İki yazısından birinde Anadolu’nun sırlı mayasının tabirlerini anlamaya çalışan ve ümmi halimizle konuştuğumuz kalp diline ‘Yunusça’ diyerek, bugünün ruhunda hangi manaları ihtiva ettiğini, hayatta ve sanatta nasıl güncellenmesi gerektiğini düşüneyazan biri için evet epey geç kalmış bir müjdeydi bu.
***
Para nihayetinde altın gibi değerli bir maden değil. Ederi yok. Kağıt parçası. Ama banknot olunca hayatımızda somut bir değere karşılık geliyor. İşte böyle bakınca Yunus Emre gibi bir değerimizin de nihayet bazı bilim adamları, sanatçılar, devlet adamları veya önemli şahsiyetler gibi kamusal alanda ‘tüketime’ girdiğine sevinmek gerekiyor.

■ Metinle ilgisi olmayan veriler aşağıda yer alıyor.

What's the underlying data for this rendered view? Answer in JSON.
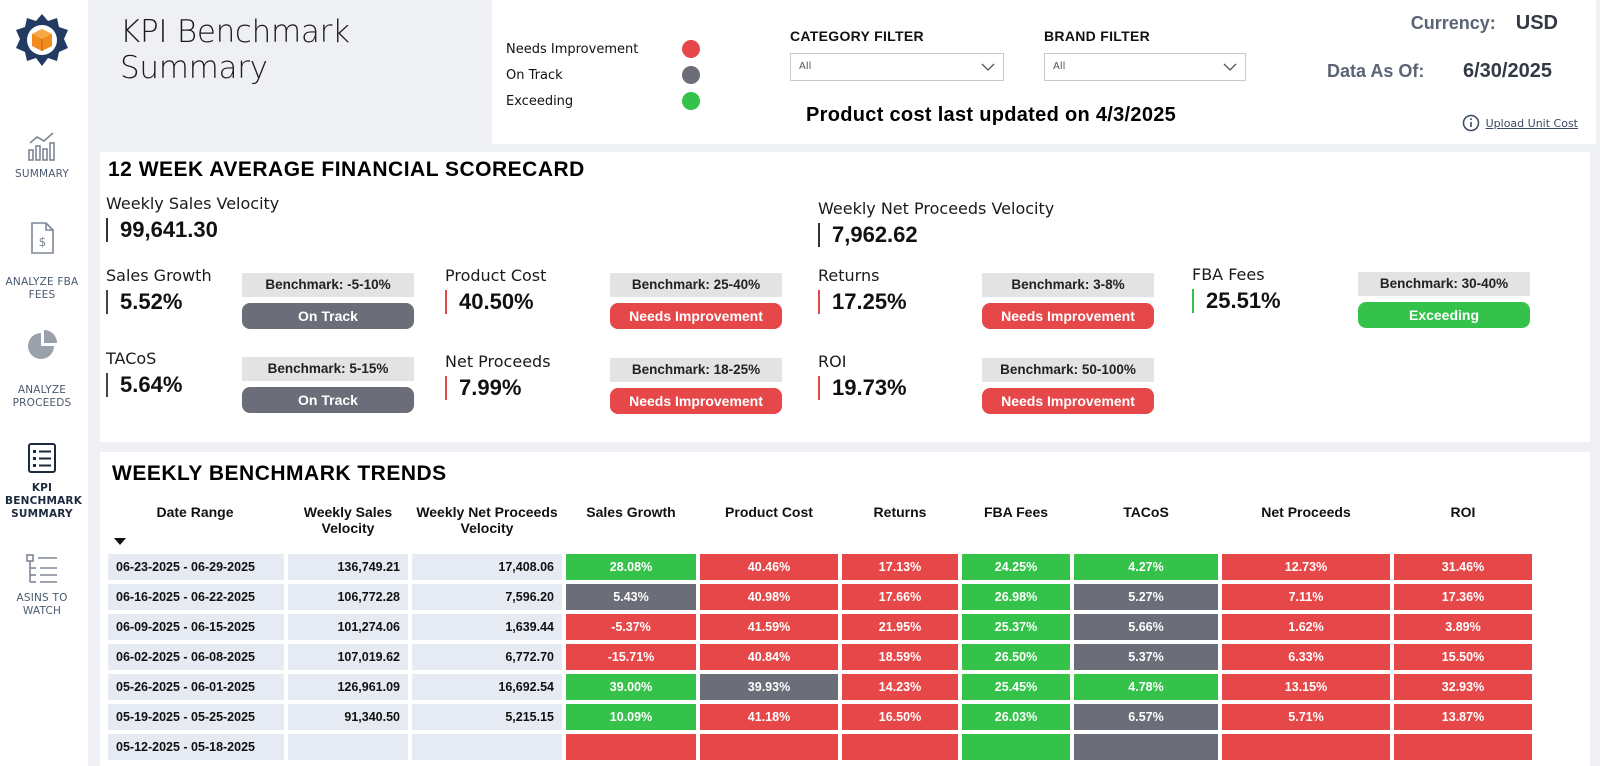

Sevinmek de yetmiyor elbet. Sevelim sevilelim! Ama nasıl? Zira Yunus’un diğer sözleri gibi “sevelim sevilelim” de öyle iki kelimeyle yazınca gerçekleşecek basit bir eylem değil. Aktarması çok kolay olsa da, sevmeyeceğin bir zerre kalmayana kadar sevmeyi başardığında (sevilen) olmanın şuuruna varmak filan derken… Kolay olmuyor hiçbirimiz için.
Zaten sevelim deyince pamuk dede misali celal isimleri hiç yokmuş gibi, yumuşacık, neredeyse kaderci bir tembellik ile anti depresan haplarını yutup gereksiz tebessümler dağıtan bugünün elemanları gibi yapınca sevmiş sevilmiş olacağız sanılıyor.